The five firms giving evidence to the UK Parliament’s investigation hope a mixture of hard fact about successful deals and plain talking about tax among other issues will make a stronger case than the BVCA managed with its lamentable performance last week.

The five buyout firms giving evidence tomorrow before the UK Parliament’s Select Treasury Committee are planning to take a firm line with the MPs, who roasted UK industry association the BVCA last week.

The committee has called 3i’s Philip Yea, Permira’s Damon Buffini, KKR’s Dominic Murphy, The Carlyle Group’s Robert Easton and The Blackstone Group’s David Blitzer to answer questions.

A source close to one of the firms said: “We will be using the opportunity to outline the considerable benefit private equity offers to millions of pensioners, our investors, and to the wider economy.” He said the firm would give a straight answer on the issue of tax, which so inflamed MPs last week.

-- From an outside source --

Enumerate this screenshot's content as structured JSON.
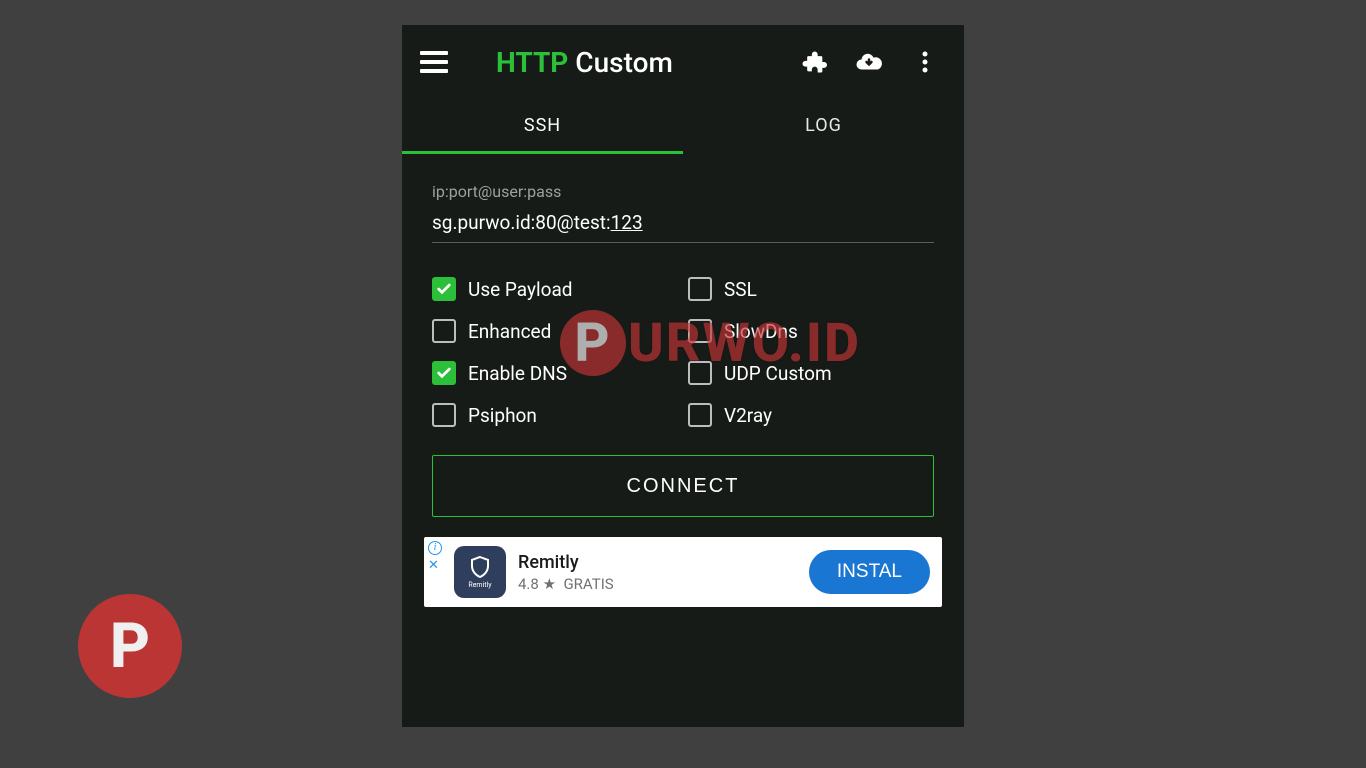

The partners at the firm paid tax in the jurisdiction in which they resided, whether that was in the UK, Germany or France, he said. There were no off-shore structures to shelter partners’ tax liabilities, he added.

Yea is also in the clear on his personal tax contribution, paying UK tax on his £2.1 million remuneration package, according to 3i’s latest group accounts.

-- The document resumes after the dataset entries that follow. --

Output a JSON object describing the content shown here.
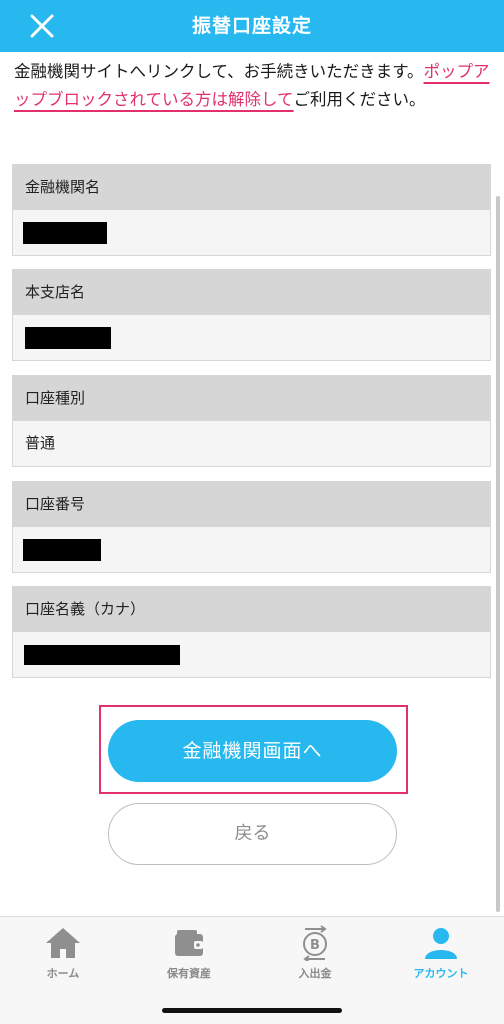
{
  "header": {
    "title": "振替口座設定"
  },
  "intro": {
    "text_before": "金融機関サイトへリンクして、お手続きいただきます。",
    "warning": "ポップアップブロックされている方は解除して",
    "text_after": "ご利用ください。"
  },
  "fields": [
    {
      "label": "金融機関名",
      "value": "",
      "redacted": true
    },
    {
      "label": "本支店名",
      "value": "",
      "redacted": true
    },
    {
      "label": "口座種別",
      "value": "普通",
      "redacted": false
    },
    {
      "label": "口座番号",
      "value": "",
      "redacted": true
    },
    {
      "label": "口座名義（カナ）",
      "value": "",
      "redacted": true
    }
  ],
  "actions": {
    "primary_label": "金融機関画面へ",
    "back_label": "戻る"
  },
  "tabbar": {
    "items": [
      {
        "label": "ホーム",
        "icon": "home-icon"
      },
      {
        "label": "保有資産",
        "icon": "wallet-icon"
      },
      {
        "label": "入出金",
        "icon": "bitcoin-transfer-icon"
      },
      {
        "label": "アカウント",
        "icon": "account-icon",
        "active": true
      }
    ]
  },
  "colors": {
    "brand": "#26b8ef",
    "warning": "#e2306c",
    "label_bg": "#d6d6d6",
    "value_bg": "#f5f5f5"
  }
}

It is hoped that some straight responses to MPs will avoid the frustration that caused the Committee to become increasingly aggressive last week, when it felt the BVCA was being obstructive.

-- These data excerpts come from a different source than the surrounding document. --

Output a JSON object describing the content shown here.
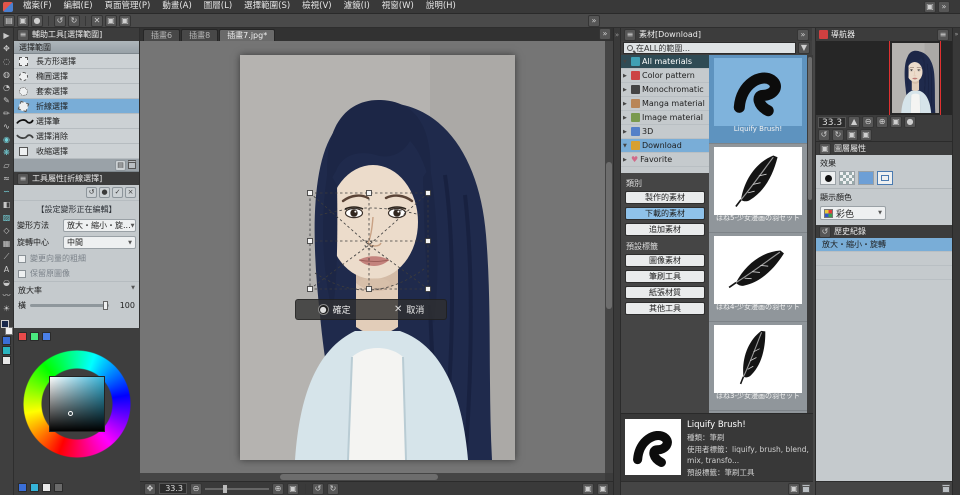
{
  "menu": {
    "items": [
      "檔案(F)",
      "編輯(E)",
      "頁面管理(P)",
      "動畫(A)",
      "圖層(L)",
      "選擇範圍(S)",
      "檢視(V)",
      "濾鏡(I)",
      "視窗(W)",
      "說明(H)"
    ]
  },
  "subtool": {
    "tab": "輔助工具[選擇範圍]",
    "group": "選擇範圍",
    "items": [
      "長方形選擇",
      "橢圓選擇",
      "套索選擇",
      "折線選擇",
      "選擇筆",
      "選擇消除",
      "收縮選擇"
    ],
    "selected": "折線選擇"
  },
  "tool_property": {
    "tab": "工具屬性[折線選擇]",
    "notice": "【設定變形正在編輯】",
    "row1_label": "變形方法",
    "row1_value": "放大・縮小・旋...",
    "row2_label": "旋轉中心",
    "row2_value": "中間",
    "check1": "變更向量的粗細",
    "check2": "保留原圖像",
    "scale_label": "放大率",
    "scale_axis": "橫",
    "scale_value": "100"
  },
  "canvas": {
    "tabs": [
      "插畫6",
      "插畫8",
      "插畫7.jpg*"
    ],
    "active_tab": "插畫7.jpg*",
    "confirm": "確定",
    "cancel": "取消",
    "zoom": "33.3"
  },
  "materials": {
    "tab": "素材[Download]",
    "search_text": "在ALL的範圍...",
    "tree": [
      "All materials",
      "Color pattern",
      "Monochromatic",
      "Manga material",
      "Image material",
      "3D",
      "Download",
      "Favorite"
    ],
    "category_label": "類別",
    "categories": [
      "製作的素材",
      "下載的素材",
      "追加素材"
    ],
    "preset_label": "預設標籤",
    "preset_tags": [
      "圖像素材",
      "筆刷工具",
      "紙張材質",
      "其他工具"
    ],
    "items": [
      {
        "name": "Liquify Brush!"
      },
      {
        "name": "はね5-少女漫画の羽セット"
      },
      {
        "name": "はね4-少女漫画の羽セット"
      },
      {
        "name": "はね3-少女漫画の羽セット"
      }
    ],
    "detail": {
      "name": "Liquify Brush!",
      "type": "種類：筆刷",
      "user_tags": "使用者標籤：liquify, brush, blend, mix, transfo...",
      "preset_tags": "預設標籤：筆刷工具"
    }
  },
  "navigator": {
    "title": "導航器",
    "zoom": "33.3"
  },
  "layer_property": {
    "tab": "圖層屬性",
    "effect_label": "效果",
    "display_color_label": "顯示顏色",
    "color_mode": "彩色"
  },
  "history": {
    "tab": "歷史紀錄",
    "selected_item": "放大・縮小・旋轉"
  },
  "icons": {
    "menu": "≡",
    "more": "»",
    "close": "×",
    "tri_right": "▶",
    "tri_down": "▼",
    "caret": "▼",
    "up": "▲",
    "down": "▼",
    "heart": "♥",
    "plus": "+",
    "minus": "−",
    "zoom_in": "⊕",
    "zoom_out": "⊖",
    "rotate_left": "↺",
    "rotate_right": "↻",
    "page": "▤",
    "box": "▣",
    "dot": "●",
    "cross": "✕",
    "check": "✓"
  }
}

The tax debate reached flash point thanks to SVG Capital’s Nick Ferguson, who said in a now notorious interview with the Financial Times: “Any common sense person would say that a highly-paid private equity executive paying less tax than a cleaning lady […] can’t be right.” The Committee drew on his comparison when it challenged the BVCA to defend the use of capital gains tax taper relief, which can diminish the tax rate to as low as ten percent in the UK.

The BVCA was backed into a corner and forced to admit its members were exploiting a tax concession never intended to benefit buyout funds.

However, many in the industry, including heavyweights Guy Hands and Jon Moulton, believe the criticism is unfair as they did not devise the tax regime within which they are operating. Both Hands and Moulton have called for the industry to stop attacking itself.

But another source familiar with the witnesses’ plans said the industry may find it difficult to take a stand in the febrile bear pit of the treasury committee. She said: “You have to prepare; be in command of the facts and if you get a chance, make your case. But be prepared: the nature of the committee is to ask a question and not to let you answer.”

Both sources said the firms would endeavour to give solid examples of private equity’s successes; this would put them in a stronger position than the BVCA, which was left to defend the industry with abstract generalisations.